Para los habitantes del pueblo, la villa es un lugar apto para curiosear ya que la panorámica que se domina desde lo alto es amplia; a un lado: la iglesia, las casas, más allá las eras, la antigua laguna, hoy parque recreativo con el frontón para el juego de pelota; la carretera general, las que surgen perpendiculares hacia pueblos vecinos, y al fondo mirando a la derecha, se ve el camposanto a la salida del pueblo, a un lado de la carretera que lleva a Villalpando. Hacia la parte sur se extienden las laderas de tierras que conducen al río Valderaduey, el puente de piedra, las tierras colindantes de regadío, la carretera que llega al pueblo desde Toro y la que continúa a Belver de los Montes, el pueblo siguiente.

La parte superior de la villa se aprovecha como tierra de labranza y las laderas cambian su fisonomía dependiendo de la estación del año: así, en primavera se visten de verde, brotando de manera espontánea multitud de florecillas blancas, amarillas y otras de varios colores que nacen asilvestradas, pero proporcionan una hermosa nota de color al conjunto. En invierno la villa se escarcha o se cubre de blanco según la inclemencia de la temperatura; y casi puedo escuchar el sonido del rocío helado crujiendo bajo los pies.

En el otoño, altos cardos dominan una parte de la villa y se mueven al compás del viento que preludia un frio a punto de llegar; es cuando aparece menos favorecida, luciendo un triste abandono como para demostrar su soledad porque poca gente se atreve a subir por la ladera que está llena de maleza descuidada.
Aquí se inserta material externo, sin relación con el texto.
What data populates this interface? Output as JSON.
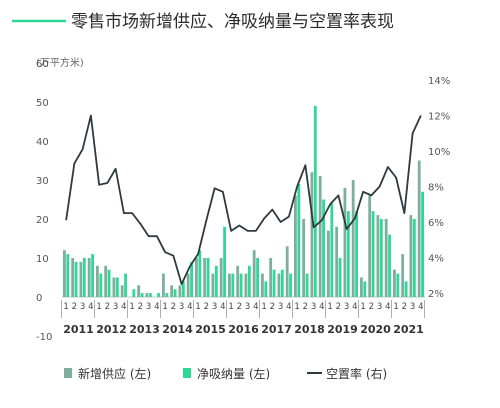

Pese a todo, este montículo habitado antaño por otras culturas, por gente luchadora y esforzada, nos ha dejado su rastro para recordar su presencia en estas tierras; porque la villa de Castronuevo es, por su singularidad, un teso que todos los vecinos conocen y forma parte del pueblo, a cuya sombra se cobija y guarece, bajo la atenta mirada de la esbelta torre de la iglesia, que constata con su presencia dos de las más significativas fortalezas de mi viejo pueblo.
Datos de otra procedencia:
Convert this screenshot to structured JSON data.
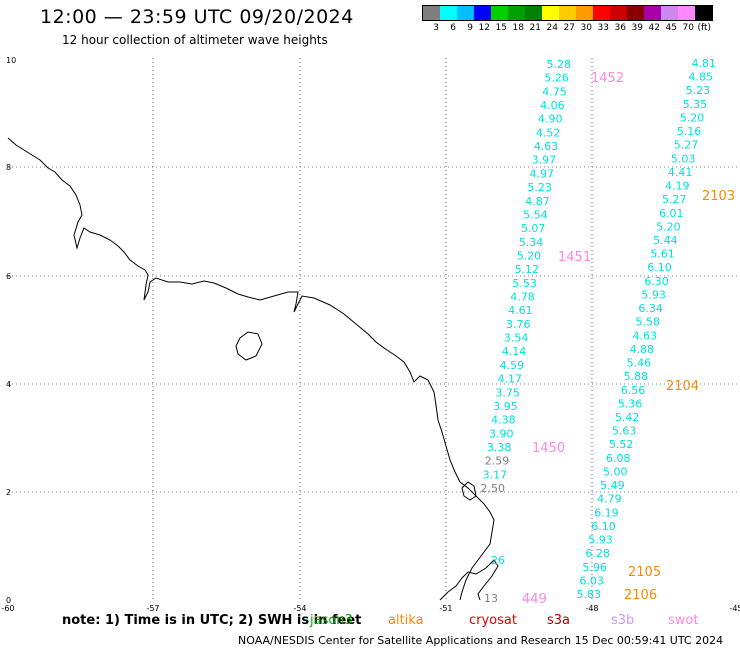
{
  "title": "12:00 — 23:59 UTC 09/20/2024",
  "subtitle": "12 hour collection of altimeter wave heights",
  "legend": {
    "colors": [
      "#7f7f7f",
      "#00ffff",
      "#00bfff",
      "#0000ff",
      "#00d000",
      "#00a000",
      "#008000",
      "#ffff00",
      "#ffcc00",
      "#ff9900",
      "#ff0000",
      "#cc0000",
      "#880000",
      "#aa00aa",
      "#cc88ee",
      "#ff88ff",
      "#000000"
    ],
    "labels": [
      "3",
      "6",
      "9",
      "12",
      "15",
      "18",
      "21",
      "24",
      "27",
      "30",
      "33",
      "36",
      "39",
      "42",
      "45",
      "70",
      "(ft)"
    ]
  },
  "map": {
    "lon_ticks": [
      "-60",
      "-57",
      "-54",
      "-51",
      "-48",
      "-45"
    ],
    "lat_ticks": [
      "0",
      "2",
      "4",
      "6",
      "8",
      "10"
    ]
  },
  "tracks": {
    "track_1": {
      "values": [
        "5.28",
        "5.26",
        "4.75",
        "4.06",
        "4.90",
        "4.52",
        "4.63",
        "3.97",
        "4.97",
        "5.23",
        "4.87",
        "5.54",
        "5.07",
        "5.34",
        "5.20",
        "5.12",
        "5.53",
        "4.78",
        "4.61",
        "3.76",
        "3.54",
        "4.14",
        "4.59",
        "4.17",
        "3.75",
        "3.95",
        "4.38",
        "3.90",
        "3.38",
        "2.59",
        "3.17",
        "2.50"
      ],
      "colors": [
        "#00e0e0",
        "#00e0e0",
        "#00e0e0",
        "#00e0e0",
        "#00e0e0",
        "#00e0e0",
        "#00e0e0",
        "#00e0e0",
        "#00e0e0",
        "#00e0e0",
        "#00e0e0",
        "#00e0e0",
        "#00e0e0",
        "#00e0e0",
        "#00e0e0",
        "#00e0e0",
        "#00e0e0",
        "#00e0e0",
        "#00e0e0",
        "#00e0e0",
        "#00e0e0",
        "#00e0e0",
        "#00e0e0",
        "#00e0e0",
        "#00e0e0",
        "#00e0e0",
        "#00e0e0",
        "#00e0e0",
        "#00e0e0",
        "#808080",
        "#00e0e0",
        "#808080"
      ],
      "time_labels": [
        {
          "text": "1452",
          "color": "#ff88dd"
        },
        {
          "text": "1451",
          "color": "#ff88dd"
        },
        {
          "text": "1450",
          "color": "#ff88dd"
        }
      ]
    },
    "track_2": {
      "values": [
        "4.81",
        "4.85",
        "5.23",
        "5.35",
        "5.20",
        "5.16",
        "5.27",
        "5.03",
        "4.41",
        "4.19",
        "5.27",
        "6.01",
        "5.20",
        "5.44",
        "5.61",
        "6.10",
        "6.30",
        "5.93",
        "6.34",
        "5.58",
        "4.63",
        "4.88",
        "5.46",
        "5.88",
        "6.56",
        "5.36",
        "5.42",
        "5.63",
        "5.52",
        "6.08",
        "5.00",
        "5.49",
        "4.79",
        "6.19",
        "6.10",
        "5.93",
        "6.28",
        "5.96",
        "6.03",
        "5.83"
      ],
      "time_labels": [
        {
          "text": "2103",
          "color": "#ff8800"
        },
        {
          "text": "2104",
          "color": "#ff8800"
        },
        {
          "text": "2105",
          "color": "#ff8800"
        },
        {
          "text": "2106",
          "color": "#ff8800"
        }
      ]
    },
    "partial": {
      "left_value": "26",
      "bottom_value": "13",
      "bottom_time": "449"
    }
  },
  "footer": {
    "note": "note: 1) Time is in UTC; 2) SWH is in feet",
    "satellites": [
      {
        "name": "jason3",
        "color": "#00aa00"
      },
      {
        "name": "altika",
        "color": "#ff8800"
      },
      {
        "name": "cryosat",
        "color": "#dd0000"
      },
      {
        "name": "s3a",
        "color": "#aa0000"
      },
      {
        "name": "s3b",
        "color": "#cc99ee"
      },
      {
        "name": "swot",
        "color": "#ff88dd"
      }
    ],
    "credit": "NOAA/NESDIS Center for Satellite Applications and Research    15 Dec 00:59:41 UTC 2024"
  }
}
Cuando recorro las tierras zamoranas camino siempre del destino astur donde ha recalado mi hija y que ha servido para conocer, valorar y amar aquellos lares tan diferentes a los míos de nacimiento, exuberantes en vegetación, plenos de montañas y riscos que se elevan puntiagudos al cielo, bañados por pequeños ríos de piedras, con aguas cristalinas casi siempre heladas y con el incomparable mar Cantábrico con cientos de pequeñas calas donde perderse sin ser visto, quienes me rodean suelen alabar las innegables bondades de este bello paisaje comparándolas con las llanuras castellanas donde apenas hay árboles donde refugiarse de la feroz canícula que padecen estos lares. Tampoco hay montañas, y todo es seco, árido a veces, si no fuera porque la mano del hombre ha conseguido mediante riego artificial y canales traer agua y hacer fértiles campos yermos; brillando las laderas con los resplandecientes amarillos de la colza, el maíz o el girasol; y tiñendo de verde los cultivos de alfalfa o remolacha; además del cereal que se siembra por aquí y cuyas espigas cuando llegan a una altura suficiente son el mar de Castilla, ondeando como suaves olas sus crines al viento.
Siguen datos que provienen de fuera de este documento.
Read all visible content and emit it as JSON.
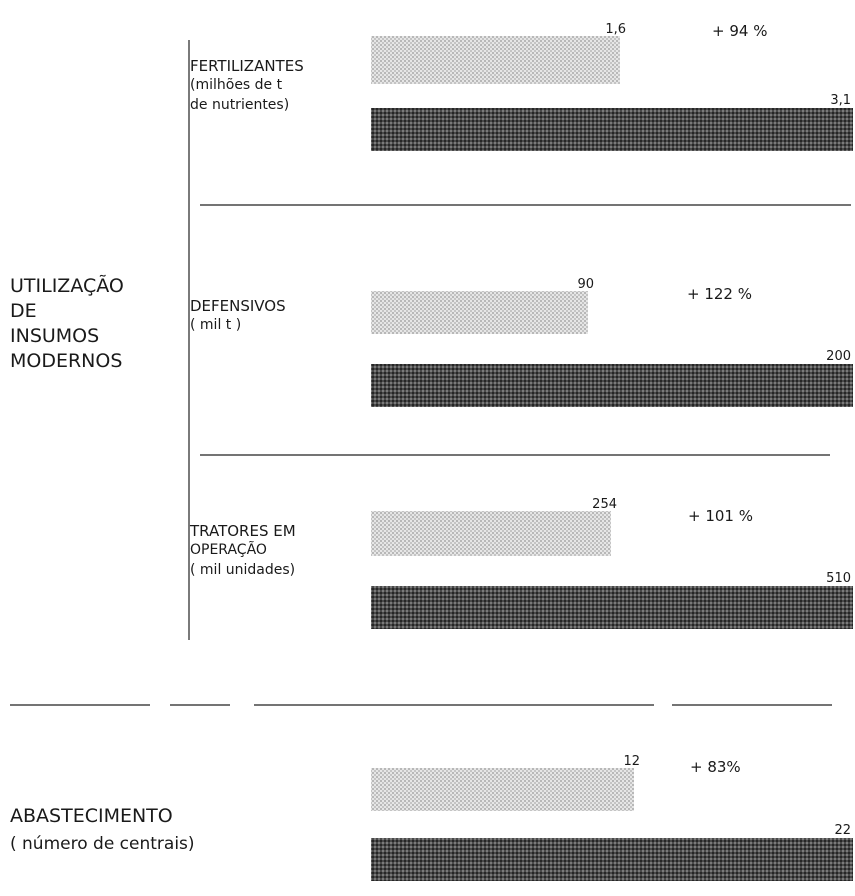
{
  "colors": {
    "light_bar": "#c8c8c8",
    "dark_bar": "#3a3a3a",
    "text": "#1a1a1a",
    "rules": "#222222"
  },
  "groups": [
    {
      "lines": [
        "UTILIZAÇÃO",
        "DE",
        "INSUMOS",
        "MODERNOS"
      ]
    },
    {
      "lines": [
        "ABASTECIMENTO",
        "( número de centrais)"
      ]
    }
  ],
  "chart_data": {
    "type": "bar",
    "orientation": "horizontal",
    "grid": false,
    "legend": "none",
    "panels": [
      {
        "group": 0,
        "label_lines": [
          "FERTILIZANTES",
          "(milhões de t",
          "de nutrientes)"
        ],
        "before": 1.6,
        "before_label": "1,6",
        "after": 3.1,
        "after_label": "3,1",
        "change_label": "+ 94 %"
      },
      {
        "group": 0,
        "label_lines": [
          "DEFENSIVOS",
          "( mil t )"
        ],
        "before": 90,
        "before_label": "90",
        "after": 200,
        "after_label": "200",
        "change_label": "+ 122 %"
      },
      {
        "group": 0,
        "label_lines": [
          "TRATORES EM",
          "OPERAÇÃO",
          "( mil unidades)"
        ],
        "before": 254,
        "before_label": "254",
        "after": 510,
        "after_label": "510",
        "change_label": "+ 101 %"
      },
      {
        "group": 1,
        "label_lines": [],
        "before": 12,
        "before_label": "12",
        "after": 22,
        "after_label": "22",
        "change_label": "+ 83%"
      }
    ]
  }
}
Como tengo alma de pueblo, pese a haberme llevado a nacer a Zamora, llevo la tierra en la sangre y no hay para mí espectáculo más hermoso que las enormes llanuras de distintos colores; ya sea en tierras sembradas o de barbecho. Su presencia me inspira, su labranza me emociona, el momento de la cosecha es mágico, casi un festival de máquinas enormes que desfilan por los campos cosechando los productos básicos que da esta pobre tierra, la denominada Tierra del Pan porque la harina que producía el cereal era el elemento básico para fabricar el pan nuestro de cada día; como básicos son los campos dedicados al cultivo de la vid, donde se ubican cepas secas retorcidas y sarmientos que darán lugar a caldos que, afortunadamente, han sido reconocidos con Denominación de Origen.

Agricultura y ganadería fueron antaño las bases del sustento en esta comarca y, si bien en la actualidad, muchos pueblos leoneses y castellanos forman parte de la denominada España vaciada y han perdido parte de su identidad, aún quedan jóvenes que no han sucumbido a los encantos de la ciudad y han preferido continuar con las labores del campo; es cierto que son pocos, pero desde aquí valga mi gratitud para todos ellos, porque son los brazos que soportan el que los pueblos no hayan desaparecido del todo.

Poco esperamos de los políticos, ocupados en asuntos más rentables, despreocupados con respecto a un problema tan grave como el de la despoblación rural, pero que prefieren mirar hacia otro lado de donde les lleguen beneplácitos y parabienes en lugar de la decepción que acecha a quienes nos creemos tan olvidados por ellos.